Personal Property Registries outside the U.S. Based on Canada’s PPSA
A number of jurisdictions from around the world attended the conference and described their Personal Property Registries, most of which were based not on the U.S. Uniform Commercial Code, but rather the Personal Property Security Act (PPSA) in Canada:
- Liberia: Newly adopted (in place for less than a year), the Collateral Registry of Liberia is run by the Central Bank of Liberia. Prior to that, only real property was registered. Liberia launched an electronic system in 2014 which requires basic information pertaining to the filing (debtor and secured party names and addresses, collateral description and duration of the lien) and allows the document(s) to be uploaded. The hope is that the registry will make Liberia more business-friendly and allow more loan transactions. Liberia is working hard, using an advertising campaign and keeping costs very low, to get use of the registry generally adopted, but has been hampered by the Ebola outbreak. At the IACA conference, it was mentioned that Liberia currently has only 37 registered users and 61 registrations.

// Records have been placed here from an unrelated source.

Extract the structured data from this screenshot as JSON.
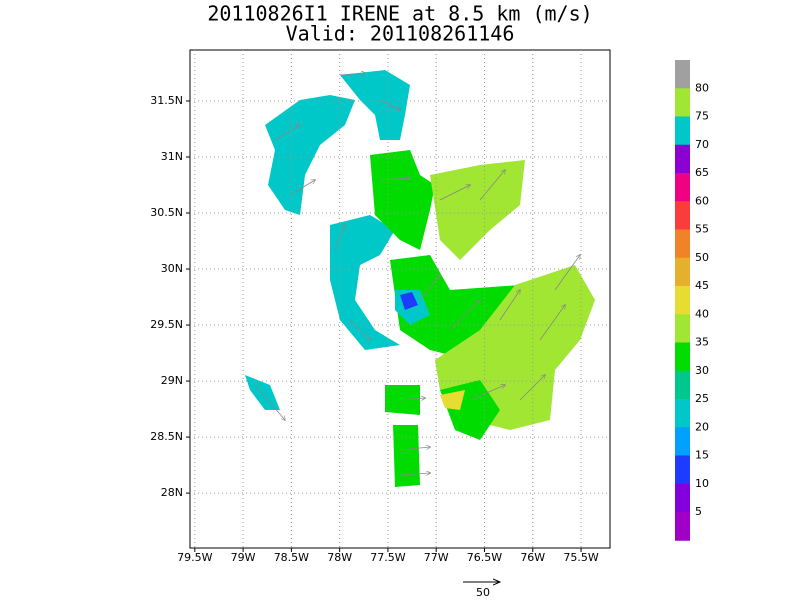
{
  "title": [
    "20110826I1 IRENE at 8.5 km (m/s)",
    "Valid: 201108261146"
  ],
  "map": {
    "xlim": [
      -79.55,
      -75.2
    ],
    "ylim": [
      27.51,
      31.955
    ],
    "grid": true,
    "xticks": [
      {
        "value": -79.5,
        "label": "79.5W"
      },
      {
        "value": -79,
        "label": "79W"
      },
      {
        "value": -78.5,
        "label": "78.5W"
      },
      {
        "value": -78,
        "label": "78W"
      },
      {
        "value": -77.5,
        "label": "77.5W"
      },
      {
        "value": -77,
        "label": "77W"
      },
      {
        "value": -76.5,
        "label": "76.5W"
      },
      {
        "value": -76,
        "label": "76W"
      },
      {
        "value": -75.5,
        "label": "75.5W"
      }
    ],
    "yticks": [
      {
        "value": 28,
        "label": "28N"
      },
      {
        "value": 28.5,
        "label": "28.5N"
      },
      {
        "value": 29,
        "label": "29N"
      },
      {
        "value": 29.5,
        "label": "29.5N"
      },
      {
        "value": 30,
        "label": "30N"
      },
      {
        "value": 30.5,
        "label": "30.5N"
      },
      {
        "value": 31,
        "label": "31N"
      },
      {
        "value": 31.5,
        "label": "31.5N"
      }
    ]
  },
  "colorbar": {
    "labels": [
      80,
      75,
      70,
      65,
      60,
      55,
      50,
      45,
      40,
      35,
      30,
      25,
      20,
      15,
      10,
      5
    ],
    "colors": [
      "#a0a0a0",
      "#a0e632",
      "#00c8c8",
      "#8c00d2",
      "#f00082",
      "#fa3c3c",
      "#f08228",
      "#e6af2d",
      "#e6dc32",
      "#a0e632",
      "#00dc00",
      "#00c88c",
      "#00c8c8",
      "#00a0ff",
      "#1e3cff",
      "#8200dc",
      "#a000c8"
    ]
  },
  "reference_vector": {
    "label": "50"
  }
}
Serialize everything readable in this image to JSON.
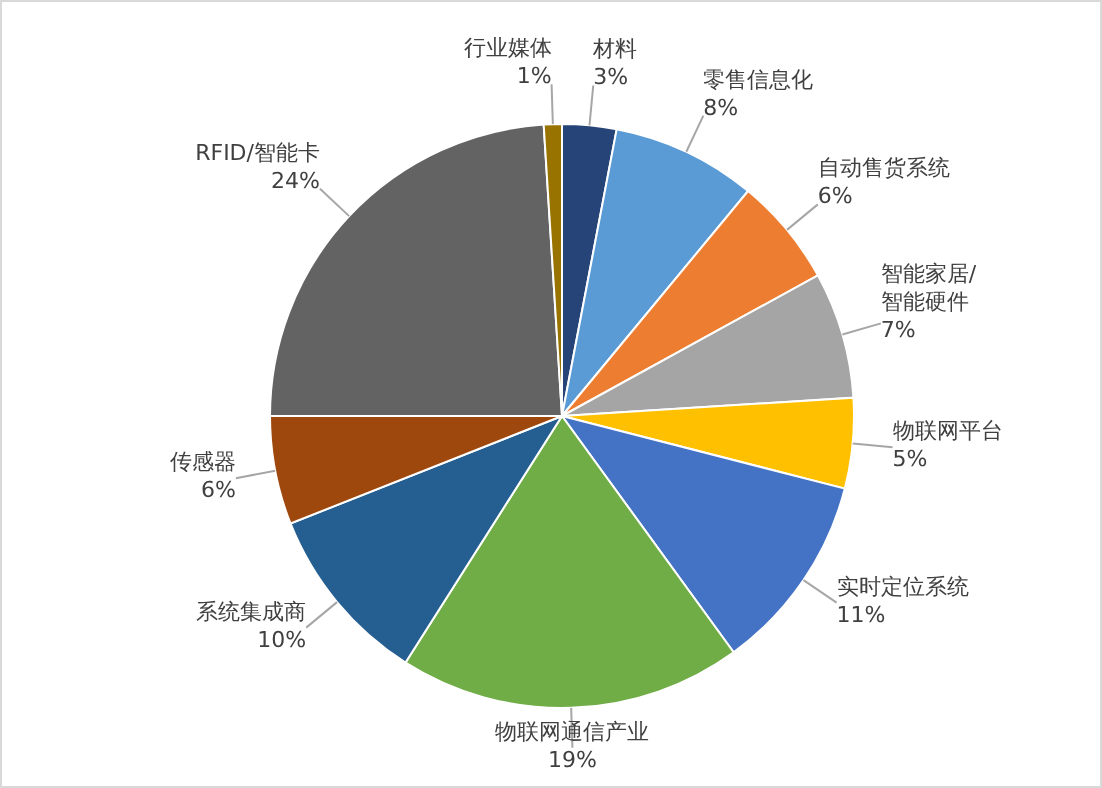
{
  "chart_data": {
    "type": "pie",
    "categories": [
      "材料",
      "零售信息化",
      "自动售货系统",
      "智能家居/智能硬件",
      "物联网平台",
      "实时定位系统",
      "物联网通信产业",
      "系统集成商",
      "传感器",
      "RFID/智能卡",
      "行业媒体"
    ],
    "values": [
      3,
      8,
      6,
      7,
      5,
      11,
      19,
      10,
      6,
      24,
      1
    ],
    "value_labels": [
      "3%",
      "8%",
      "6%",
      "7%",
      "5%",
      "11%",
      "19%",
      "10%",
      "6%",
      "24%",
      "1%"
    ],
    "colors": [
      "#264478",
      "#5b9bd5",
      "#ed7d31",
      "#a5a5a5",
      "#ffc000",
      "#4472c4",
      "#70ad47",
      "#255e91",
      "#9e480e",
      "#636363",
      "#997300"
    ],
    "legend": false
  }
}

- Australia: Prior to its adoption of the PPSA in 2012, Australia had a maze of laws, registries and regulations pertaining to liens on real property. As of January 2015, everything has been fully migrated over, so a PPSA search is sufficient to determine all liens. There is still some redundant data on file due to the transition that they will be cleaning up this year. One unusual aspect of the way secured transactions are handled in Australia is that a secured party can go to court to ask that that a registration that is lapsed or terminated in error be reinstated. If they can prove that other parties will not be affected by this, the courts will take a pragmatic approach and allow it.
- Nova Scotia has had PPSA laws in place since 1997. A unified electronic recording and searching system (ACOL) is in place that is shared with the other Atlantic provinces. This allows smaller provinces to share the costs and provides much more robust systems than could otherwise be provided. Nunavut and the Northwest Territories have become a part of this system and Yukon may be joining in 2016. A 24-hour system was originally envisioned, but could not be implemented due to the time difference between the Eastern provinces and the Western Territories. So they close for 4 hours each day.
- Jersey developed a Securities Interest Law of 2012. The previous system was based only on tangible assets, which are generally not a big part of the assets for Jersey companies. The law is based on the New Zealand PPSA law. (For more information, visit the website of Jersey’s Financial Services Commission.)
At the conference, it was mentioned that the United Kingdom is also considering moving to a PPSA-type of system.
As you can see, filing officers from the U.S. and around the world have been working hard to improve their secured transactions filing systems!
This article is provided for informational purposes only and should not be considered, or relied upon, as legal advice.